This 3 ECTS course provides an introduction to deep learning methods for computer vision. It covers the fundamentals of digital images and visual tasks, followed by convolutional neural networks and their application to image classification, object detection, semantic segmentation, and instance segmentation. The course concludes with an outlook on attention-based models in computer vision.

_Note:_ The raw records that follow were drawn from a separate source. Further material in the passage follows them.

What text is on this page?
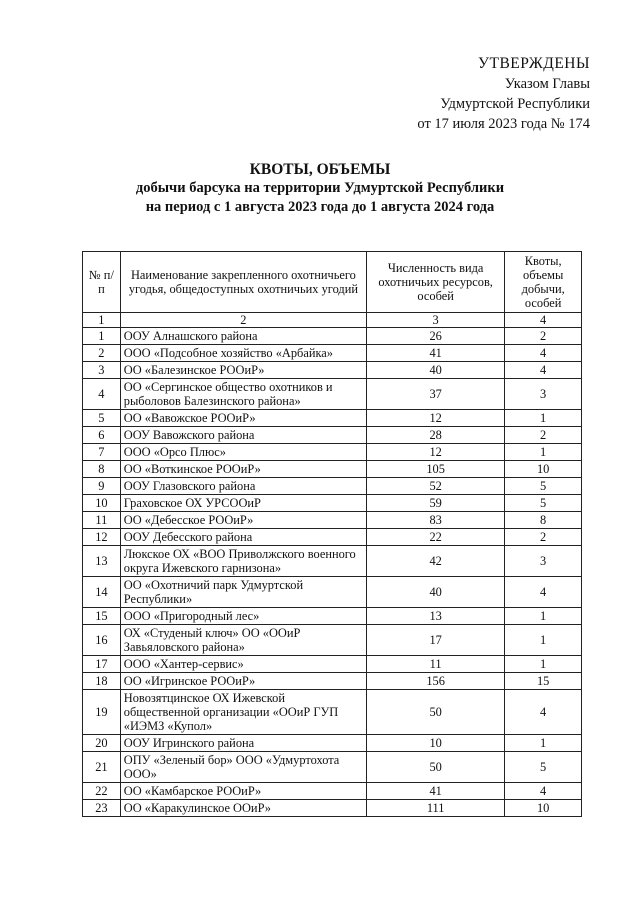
УТВЕРЖДЕНЫ
Указом Главы
Удмуртской Республики
от 17 июля 2023 года № 174
КВОТЫ, ОБЪЕМЫ
добычи барсука на территории Удмуртской Республики
на период с 1 августа 2023 года до 1 августа 2024 года
№ п/п	Наименование закрепленного охотничьего угодья, общедоступных охотничьих угодий	Численность вида охотничьих ресурсов, особей	Квоты, объемы добычи, особей
1	2	3	4
1	ООУ Алнашского района	26	2
2	ООО «Подсобное хозяйство «Арбайка»	41	4
3	ОО «Балезинское РООиР»	40	4
4	ОО «Сергинское общество охотников и рыболовов Балезинского района»	37	3
5	ОО «Вавожское РООиР»	12	1
6	ООУ Вавожского района	28	2
7	ООО «Орсо Плюс»	12	1
8	ОО «Воткинское РООиР»	105	10
9	ООУ Глазовского района	52	5
10	Граховское ОХ УРСООиР	59	5
11	ОО «Дебесское РООиР»	83	8
12	ООУ Дебесского района	22	2
13	Люкское ОХ «ВОО Приволжского военного округа Ижевского гарнизона»	42	3
14	ОО «Охотничий парк Удмуртской Республики»	40	4
15	ООО «Пригородный лес»	13	1
16	ОХ «Студеный ключ» ОО «ООиР Завьяловского района»	17	1
17	ООО «Хантер-сервис»	11	1
18	ОО «Игринское РООиР»	156	15
19	Новозятцинское ОХ Ижевской общественной организации «ООиР ГУП «ИЭМЗ «Купол»	50	4
20	ООУ Игринского района	10	1
21	ОПУ «Зеленый бор» ООО «Удмуртохота ООО»	50	5
22	ОО «Камбарское РООиР»	41	4
23	ОО «Каракулинское ООиР»	111	10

Deep Learning for Computer Vision

Training details
Location
UPC North Campus
Start Date
07/09/2026
End Date
16/10/2026
Target Audiance
Student-Focused
Teaching language(s)
English / Catalan / Spanish
Organizing institution
Universitat Politècnica de Catalunya
Delivery mode
Hybrid
Level
Intermediate
Topics / Keywords
Computer Vision, Deep Learning, Convolutional Neural Networks, Image Classification, Object Detection, Semantic Segmentation, Instance Segmentation, Transfer Learning, Vision Transformers
What You Will Learn
Learning objectives:
The main objectives of this course are to:
- Understand the fundamentals of digital images and core computer vision tasks
- Understand the principles of deep learning and representation learning for visual data
- Design, train, and evaluate convolutional neural networks for image analysis
- Apply modern CNN architectures using transfer learning and fine-tuning
- Understand object detection, semantic segmentation, and instance segmentation pipelines
- Become familiar with emerging attention-based approaches in computer vision
Learning outcomes:
By the end of this course, participants will be able to:
- Explain how digital images are represented and processed by neural networks
- Distinguish between image classification, object detection, semantic segmentation, and instance segmentation
- Train and evaluate convolutional neural networks for image classification tasks
- Apply transfer learning using modern deep learning architectures
- Understand detection and segmentation pipelines and their evaluation metrics
- Recognize current trends beyond convolution-based models in computer vision
Agenda
Agenda:
Week 1. Introduction to Computer Vision and Digital Images
- What is computer vision?
- Digital image representation
- Core computer vision tasks: classification, detection, semantic segmentation, instance segmentation
- From handcrafted features to deep learning
Week 2. Deep Learning Foundations
- From machine learning to deep learning
- Neural networks and nonlinear representation learning
- Loss functions and optimization
- Overfitting, regularization, and generalization
- Practical training strategies
Week 3. Convolutional Neural Networks and Architectures
- Convolution, pooling, activation, and normalization layers
- CNN architectures
- Transfer learning and fine-tuning
- Evaluation metrics for image classification
Week 4. Object Detection
- Problem formulation
- Two-stage and one-stage detectors (e.g. Faster R-CNN, YOLO)
- Evaluation metrics
Week 5. Semantic and Instance Segmentation
- Problem formulation
- Fully convolutional networks and U-Net-based architectures
- From detection to instance-level segmentation
- Instance segmentation architectures (e.g. Mask R-CNN)
- Evaluation metrics
Week 6. Attention Mechanisms and Vision Transformers
- Limitations of convolution-based approaches
- Attention mechanisms: intuition and motivation
- Vision Transformers (ViT): high-level overview
- CNNs vs Vision Transformers: strengths and limitations
Instructor name(s)
- Verónica Vilaplana
- Maria Ysern
- Sigrid Vila
Instructor's biography
Verónica Vilaplana is an Associate Professor at the Universitat Politècnica de Catalunya (UPC) and a member of the Intelligent Data Science and Artificial Intelligence Research Center (IDEAI). Her research focuses on deep learning and computer vision, with a strong emphasis on image segmentation, representation learning, and medical image analysis. She has extensive experience leading and participating in national and European research projects, as well as in teaching and supervising undergraduate, master’s, and doctoral students.
Course Description
This course is designed to provide a solid and self-contained foundation in deep learning for computer vision. Starting from the representation of digital images and the definition of core visual tasks, the course introduces the principles of deep learning and convolutional neural networks as the dominant paradigm for visual understanding.
Participants will learn how modern CNN architectures are designed, trained, and evaluated, and how they are applied to key computer vision problems such as image classification, object detection, semantic segmentation, and instance segmentation. Practical considerations such as transfer learning, data augmentation, and evaluation metrics are emphasized throughout the course.
The course concludes with an overview of attention-based models and Vision Transformers, providing context on current trends in computer vision without assuming prior exposure to transformer architectures.
Prerequisites
Prerequisites:
- Basic programming skills in Python
- Introductory knowledge of machine learning
Certificate/badge details
Certificate of Achievement
Technical setup
Computer with internet access; access to open‑source tools; access to Google Colab.